Are my generated passwords stored or sent anywhere?
No. All password generation happens entirely within your browser in JavaScript. No network requests are made. No passwords are logged, transmitted, or stored anywhere outside your browser tab. You can verify this by generating passwords while your device is in airplane mode — they will generate identically. Once you close or refresh the page, the passwords are gone.
How long should my password be?
For most accounts, 16 characters using all character sets provides more than sufficient security against any current brute-force attack — approximately 105 bits of entropy. For highly sensitive accounts (banking, email, password manager master password), 20 to 24 characters is a reasonable target. For anything stored in a password manager rather than memorized, there is no practical reason not to use 32 characters or more — it costs nothing and significantly increases future-proofing against computational advances.
What are ambiguous characters and why exclude them?
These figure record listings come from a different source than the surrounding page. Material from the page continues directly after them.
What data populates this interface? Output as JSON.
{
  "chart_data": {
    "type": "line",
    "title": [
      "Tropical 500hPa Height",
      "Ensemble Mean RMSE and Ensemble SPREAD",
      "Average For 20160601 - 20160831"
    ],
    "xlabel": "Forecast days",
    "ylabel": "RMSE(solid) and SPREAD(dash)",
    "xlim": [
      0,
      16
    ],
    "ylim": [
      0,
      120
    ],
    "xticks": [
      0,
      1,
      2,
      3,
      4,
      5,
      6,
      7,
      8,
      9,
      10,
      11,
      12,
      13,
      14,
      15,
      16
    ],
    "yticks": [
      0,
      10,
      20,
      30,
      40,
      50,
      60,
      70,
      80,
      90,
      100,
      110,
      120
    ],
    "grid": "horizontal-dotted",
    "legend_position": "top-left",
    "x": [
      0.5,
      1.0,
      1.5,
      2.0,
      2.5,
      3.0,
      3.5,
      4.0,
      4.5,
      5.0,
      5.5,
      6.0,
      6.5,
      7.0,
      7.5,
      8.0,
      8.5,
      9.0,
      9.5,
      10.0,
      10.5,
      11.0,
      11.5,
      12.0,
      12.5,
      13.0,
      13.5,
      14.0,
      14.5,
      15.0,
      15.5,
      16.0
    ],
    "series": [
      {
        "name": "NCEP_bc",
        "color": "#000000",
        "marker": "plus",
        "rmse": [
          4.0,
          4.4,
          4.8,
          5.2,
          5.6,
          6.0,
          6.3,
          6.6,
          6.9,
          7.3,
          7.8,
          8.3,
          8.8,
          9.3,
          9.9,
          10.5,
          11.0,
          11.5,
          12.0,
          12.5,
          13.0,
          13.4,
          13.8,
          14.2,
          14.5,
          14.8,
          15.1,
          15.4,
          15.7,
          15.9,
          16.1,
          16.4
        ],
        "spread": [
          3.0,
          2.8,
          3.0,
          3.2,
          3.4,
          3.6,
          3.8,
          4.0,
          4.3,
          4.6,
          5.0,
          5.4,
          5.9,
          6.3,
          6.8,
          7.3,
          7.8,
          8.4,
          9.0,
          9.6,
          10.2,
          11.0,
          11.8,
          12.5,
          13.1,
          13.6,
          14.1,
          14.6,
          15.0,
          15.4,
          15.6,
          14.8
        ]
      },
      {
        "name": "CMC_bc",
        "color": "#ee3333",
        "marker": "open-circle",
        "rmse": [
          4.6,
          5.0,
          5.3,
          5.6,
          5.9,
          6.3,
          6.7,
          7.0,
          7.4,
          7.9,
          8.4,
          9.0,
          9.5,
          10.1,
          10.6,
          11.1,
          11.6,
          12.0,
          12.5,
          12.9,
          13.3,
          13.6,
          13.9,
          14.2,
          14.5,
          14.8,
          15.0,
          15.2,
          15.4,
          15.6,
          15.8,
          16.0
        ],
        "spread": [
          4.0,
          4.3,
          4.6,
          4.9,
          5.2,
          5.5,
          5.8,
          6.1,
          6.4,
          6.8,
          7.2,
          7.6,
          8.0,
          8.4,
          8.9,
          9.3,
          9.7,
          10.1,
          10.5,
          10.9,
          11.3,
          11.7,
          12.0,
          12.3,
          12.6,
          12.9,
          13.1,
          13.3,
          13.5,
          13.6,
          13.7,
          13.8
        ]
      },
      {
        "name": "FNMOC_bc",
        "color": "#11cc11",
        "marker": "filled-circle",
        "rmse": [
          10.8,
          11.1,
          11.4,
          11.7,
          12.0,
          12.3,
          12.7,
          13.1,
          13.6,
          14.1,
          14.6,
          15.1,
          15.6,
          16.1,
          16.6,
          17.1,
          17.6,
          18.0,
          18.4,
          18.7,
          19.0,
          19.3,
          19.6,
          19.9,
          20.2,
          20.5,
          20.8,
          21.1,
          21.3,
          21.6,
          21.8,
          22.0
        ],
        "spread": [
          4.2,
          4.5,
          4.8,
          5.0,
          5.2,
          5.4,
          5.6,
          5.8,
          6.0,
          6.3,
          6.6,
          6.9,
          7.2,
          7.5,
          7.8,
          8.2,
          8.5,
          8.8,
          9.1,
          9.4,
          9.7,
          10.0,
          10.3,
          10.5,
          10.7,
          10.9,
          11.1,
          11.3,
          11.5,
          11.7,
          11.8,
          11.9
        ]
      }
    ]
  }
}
Ambiguous characters are those that look visually similar in certain fonts and can be confused when reading a password manually: lowercase L (l), uppercase i (I), number one (1), lowercase o (o), uppercase O (O), number zero (0), pipe (|), backtick (`), and certain quote marks. Excluding them only matters if you ever need to type the password manually. For passwords stored in a password manager and filled automatically, there is no reason to exclude them — doing so slightly reduces entropy.
What is password entropy and why does it matter?
Entropy measures the number of equally likely possibilities a password could be — expressed in bits. One bit of entropy doubles the number of possibilities. A password with 50 bits of entropy has 2 to the power of 50 (about one quadrillion) possible combinations. Entropy is calculated as log₂(charset size) multiplied by password length. It is the mathematically correct way to measure password strength — not arbitrary rules about requiring uppercase and lowercase, which add far less security than simply adding more random characters.